Where: Viman Nagar
Seating: Indoor, Outdoor
It has not been long since I was introduced to the fine Bengali cuisine, but it is something that I can’t seem to get enough of. Having been a lover of subtle flavors all my life, I guess it was only a matter of time that me and Aloo Posto hit it off. Since then, there has been no looking back for us.
I am totally and completely in love with all the Bengali dishes that I have discovered and experienced until now. The Maachh Bhaat, the Mutton Kosha, the Aloo Bhaja – all very flavorful. And if you are one such lover, you know how difficult it can be to find good Bengali food in the city. Restaurants offering the cuisine are only a handful, and sadly, they are not all that great.
But there’s one place that fails to disappoint me, at least as far as few dishes are concerned. The Bengali Sweets and Foods Shop is a very small eatery in Panama Towers, just adjacent to the Air Force Station in Viman Nagar. Yesterday, the temptation for my favorite Posto+Dal+Bhaja combo urged me to visit again.
And if the combo is what had urged me, doesn’t mean I stop there right? I also tried the Mughlai Paratha this time, which was better than the other Mughlai Parathas that I have had so far, but I am not going to say it was extraordinary either. The Mutton Kosha was just as impressive, the best mutton I’ve tasted in the town I would say.
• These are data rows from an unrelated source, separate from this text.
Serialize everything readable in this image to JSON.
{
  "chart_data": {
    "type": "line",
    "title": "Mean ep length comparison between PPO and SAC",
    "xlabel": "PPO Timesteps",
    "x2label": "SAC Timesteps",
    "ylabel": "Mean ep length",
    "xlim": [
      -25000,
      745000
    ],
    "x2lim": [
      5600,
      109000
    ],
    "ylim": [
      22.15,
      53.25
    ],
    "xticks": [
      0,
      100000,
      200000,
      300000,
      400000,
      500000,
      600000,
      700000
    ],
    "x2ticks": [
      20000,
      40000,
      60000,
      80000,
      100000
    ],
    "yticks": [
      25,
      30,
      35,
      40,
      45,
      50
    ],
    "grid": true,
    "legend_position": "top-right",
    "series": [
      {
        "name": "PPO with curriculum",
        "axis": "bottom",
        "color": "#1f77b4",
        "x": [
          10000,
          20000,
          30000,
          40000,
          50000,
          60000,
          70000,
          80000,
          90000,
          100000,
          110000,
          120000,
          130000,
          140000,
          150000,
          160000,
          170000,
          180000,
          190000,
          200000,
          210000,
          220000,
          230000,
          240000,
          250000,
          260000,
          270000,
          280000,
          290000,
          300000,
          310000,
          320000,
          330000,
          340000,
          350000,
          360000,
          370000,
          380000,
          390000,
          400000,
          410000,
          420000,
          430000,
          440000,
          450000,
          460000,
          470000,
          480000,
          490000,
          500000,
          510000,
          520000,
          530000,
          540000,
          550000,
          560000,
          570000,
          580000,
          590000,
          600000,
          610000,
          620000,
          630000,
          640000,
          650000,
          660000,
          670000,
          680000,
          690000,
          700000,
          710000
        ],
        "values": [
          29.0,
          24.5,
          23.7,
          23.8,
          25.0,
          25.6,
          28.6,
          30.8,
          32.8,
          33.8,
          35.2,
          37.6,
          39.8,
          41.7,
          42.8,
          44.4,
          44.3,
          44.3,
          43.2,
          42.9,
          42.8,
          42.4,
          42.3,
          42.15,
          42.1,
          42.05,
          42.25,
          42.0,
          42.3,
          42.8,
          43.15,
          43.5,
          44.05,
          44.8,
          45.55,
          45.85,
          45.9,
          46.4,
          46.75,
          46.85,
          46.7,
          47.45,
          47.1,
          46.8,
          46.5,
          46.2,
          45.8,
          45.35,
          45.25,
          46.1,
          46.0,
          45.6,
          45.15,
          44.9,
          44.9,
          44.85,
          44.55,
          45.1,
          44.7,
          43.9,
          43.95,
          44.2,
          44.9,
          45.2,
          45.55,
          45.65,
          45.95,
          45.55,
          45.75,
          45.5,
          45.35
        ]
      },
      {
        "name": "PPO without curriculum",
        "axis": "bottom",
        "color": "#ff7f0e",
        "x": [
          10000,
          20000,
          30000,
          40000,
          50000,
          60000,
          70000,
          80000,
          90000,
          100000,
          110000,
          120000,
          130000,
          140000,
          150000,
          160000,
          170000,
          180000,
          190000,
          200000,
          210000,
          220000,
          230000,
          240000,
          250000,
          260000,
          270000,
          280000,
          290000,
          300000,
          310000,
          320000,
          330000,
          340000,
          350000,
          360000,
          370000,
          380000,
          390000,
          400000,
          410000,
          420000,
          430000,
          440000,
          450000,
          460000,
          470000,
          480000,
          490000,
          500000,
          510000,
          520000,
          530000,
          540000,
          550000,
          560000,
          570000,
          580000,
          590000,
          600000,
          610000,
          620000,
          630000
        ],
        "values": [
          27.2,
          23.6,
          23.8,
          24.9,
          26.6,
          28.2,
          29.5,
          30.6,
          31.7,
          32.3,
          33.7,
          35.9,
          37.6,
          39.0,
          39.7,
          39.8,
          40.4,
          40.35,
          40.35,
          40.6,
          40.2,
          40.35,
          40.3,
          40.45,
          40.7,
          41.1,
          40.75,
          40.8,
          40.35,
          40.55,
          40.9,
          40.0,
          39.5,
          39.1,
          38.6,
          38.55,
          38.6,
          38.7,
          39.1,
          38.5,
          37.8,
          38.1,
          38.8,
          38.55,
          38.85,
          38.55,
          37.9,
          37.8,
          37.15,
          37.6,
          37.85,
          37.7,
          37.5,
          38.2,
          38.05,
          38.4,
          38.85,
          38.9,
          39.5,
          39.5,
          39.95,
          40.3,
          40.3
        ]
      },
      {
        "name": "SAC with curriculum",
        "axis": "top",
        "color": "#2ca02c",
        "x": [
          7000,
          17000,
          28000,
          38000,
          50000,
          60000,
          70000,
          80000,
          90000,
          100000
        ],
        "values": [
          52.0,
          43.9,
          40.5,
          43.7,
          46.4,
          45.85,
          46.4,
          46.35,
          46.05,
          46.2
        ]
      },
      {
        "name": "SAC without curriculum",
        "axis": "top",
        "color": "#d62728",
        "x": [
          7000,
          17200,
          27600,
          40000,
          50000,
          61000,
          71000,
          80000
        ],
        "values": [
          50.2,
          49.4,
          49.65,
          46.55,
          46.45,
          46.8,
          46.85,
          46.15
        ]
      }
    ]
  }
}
Now I know I went a little overboard, but how do you come to a Bengali Sweets Shop and not have sweets? And just so you know, no Bengali meal is complete without a little bit of mishti. So basically, I just played by the rules. 😀 The Gud Roshogulla – heavenly, The Malai Chom Chom – divine, and the Sondesh – I think no adjective can do justice to the sondesh here, they are indescribably good, you are just going to have to try them yourselves. Just be sure to give the Kheer Kadam a miss though.
And you are going to be damned when you go over and pay the bill … you will be damned to see you had all that food, ALL that delicious food just for a dime. Despite the not-too-fancy seating arrangement and ambience, this is one place you wouldn’t want to miss.
Look What I Found:
It is a common practice to mould sandesh into a variety of shapes, for example shells (shankhs) or elephants, typically in a Bengali wedding. I stumbled upon this huge fish-shaped sandesh at the restaurant, made on demand for a customer. Now there are two kinds of fish I love, ah well!